Nem um nem outro estão distantes da investigação que decorre no Ministério Público, ainda que com responsabilidades divergentes.
É evidentemente mais grave alguém que governa aceitar convites de uma
empresa em litígio com o Estado que um deputado pagar (antes ou depois)
uma viagem em que esteve com empresários. Como é que se pagam bilhetes
que são convites (a custo zero e não transacionáveis) é para mim outro
mistério, que ficará certamente para o MP.
A questão, algo irónica, e que tem escapado ao debate nos casos das viagens de políticos é também outra.
Se um deputado for avençado de uma empresa – e eu não estou a dizer
que algum deles é – poderia ter ido aos jogos do ‘Euro à ‘vontadinha,
sem processos, sem levantamentos de imunidade. Dito de outro modo:
segundo a lei, se a empresa x me levar ao jogo y e eu receber uma avença
mensal dessa empresa, não há qualquer tipo de crime.
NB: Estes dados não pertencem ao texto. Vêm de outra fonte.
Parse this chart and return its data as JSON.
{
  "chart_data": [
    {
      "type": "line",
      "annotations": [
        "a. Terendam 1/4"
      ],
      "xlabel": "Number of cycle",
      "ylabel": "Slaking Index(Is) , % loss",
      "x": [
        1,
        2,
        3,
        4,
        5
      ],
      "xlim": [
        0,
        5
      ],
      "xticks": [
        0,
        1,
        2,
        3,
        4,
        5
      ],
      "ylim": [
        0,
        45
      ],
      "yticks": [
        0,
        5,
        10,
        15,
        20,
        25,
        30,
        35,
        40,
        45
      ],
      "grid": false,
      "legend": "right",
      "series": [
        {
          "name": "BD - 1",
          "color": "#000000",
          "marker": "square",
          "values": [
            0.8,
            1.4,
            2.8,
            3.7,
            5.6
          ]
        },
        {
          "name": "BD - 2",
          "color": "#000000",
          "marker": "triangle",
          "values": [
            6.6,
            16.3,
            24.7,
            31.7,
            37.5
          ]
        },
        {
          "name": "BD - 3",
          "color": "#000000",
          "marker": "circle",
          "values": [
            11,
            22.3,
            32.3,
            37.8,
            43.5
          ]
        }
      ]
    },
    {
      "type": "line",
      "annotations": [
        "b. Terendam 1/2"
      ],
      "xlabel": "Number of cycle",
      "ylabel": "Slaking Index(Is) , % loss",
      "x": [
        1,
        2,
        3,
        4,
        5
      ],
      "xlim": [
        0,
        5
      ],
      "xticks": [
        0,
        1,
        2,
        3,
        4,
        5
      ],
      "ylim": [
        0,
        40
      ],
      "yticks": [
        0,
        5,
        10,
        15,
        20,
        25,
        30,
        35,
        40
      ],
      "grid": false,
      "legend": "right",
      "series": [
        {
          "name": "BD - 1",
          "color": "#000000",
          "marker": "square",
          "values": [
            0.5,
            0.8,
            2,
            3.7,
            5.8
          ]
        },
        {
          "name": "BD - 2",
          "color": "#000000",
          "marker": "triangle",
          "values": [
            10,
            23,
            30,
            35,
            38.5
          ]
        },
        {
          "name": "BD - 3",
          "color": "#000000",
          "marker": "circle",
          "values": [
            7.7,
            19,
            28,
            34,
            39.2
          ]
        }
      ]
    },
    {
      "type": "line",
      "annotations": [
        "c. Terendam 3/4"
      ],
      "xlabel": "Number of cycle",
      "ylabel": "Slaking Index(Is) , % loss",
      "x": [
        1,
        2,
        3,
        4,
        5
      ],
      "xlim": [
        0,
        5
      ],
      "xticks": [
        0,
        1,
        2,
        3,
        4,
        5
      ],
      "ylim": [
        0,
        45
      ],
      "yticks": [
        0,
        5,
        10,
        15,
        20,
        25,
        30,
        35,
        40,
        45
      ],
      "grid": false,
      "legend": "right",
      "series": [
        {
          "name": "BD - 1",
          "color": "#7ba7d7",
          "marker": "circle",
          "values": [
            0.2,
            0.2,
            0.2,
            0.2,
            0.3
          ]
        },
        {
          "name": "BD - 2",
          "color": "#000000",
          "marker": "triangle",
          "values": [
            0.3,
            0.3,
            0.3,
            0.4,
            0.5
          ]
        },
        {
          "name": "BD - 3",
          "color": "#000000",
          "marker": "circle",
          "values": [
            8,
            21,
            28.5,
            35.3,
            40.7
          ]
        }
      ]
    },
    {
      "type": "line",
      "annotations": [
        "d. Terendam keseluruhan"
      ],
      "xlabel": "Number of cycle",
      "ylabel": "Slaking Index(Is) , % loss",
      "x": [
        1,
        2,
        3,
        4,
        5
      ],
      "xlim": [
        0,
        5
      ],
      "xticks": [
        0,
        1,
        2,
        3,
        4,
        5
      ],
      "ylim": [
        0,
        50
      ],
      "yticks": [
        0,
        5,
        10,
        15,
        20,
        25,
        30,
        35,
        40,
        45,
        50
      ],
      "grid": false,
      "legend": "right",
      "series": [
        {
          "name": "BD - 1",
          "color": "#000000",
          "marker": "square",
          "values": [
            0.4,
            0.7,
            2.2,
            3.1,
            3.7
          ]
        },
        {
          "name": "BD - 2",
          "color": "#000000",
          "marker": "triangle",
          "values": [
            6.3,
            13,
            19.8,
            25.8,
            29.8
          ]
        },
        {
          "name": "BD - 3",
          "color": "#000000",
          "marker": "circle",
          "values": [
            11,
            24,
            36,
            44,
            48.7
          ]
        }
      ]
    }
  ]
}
É trabalho, é um
cliente e é legal.
Dois dos deputados envolvidos, pelo contrário, estão em regime de
exclusividade na Assembleia da República, prescrevendo de qualquer
rendimento além do parlamentar, o que significa que não mantêm relações
profissionais com nenhuma empresa. A moral da história, nesse sentido, é
que a dedicação em exclusivo não compensa.
Alguém, por exemplo, pensa que o primeiro-ministro, quando se senta
no camarote do estádio da Luz, influenciará de algum modo a legislação
deste governo em benefício do Benfica? A mim, não me passa pela cabeça. E
não se trata exatamente de um deputado anónimo.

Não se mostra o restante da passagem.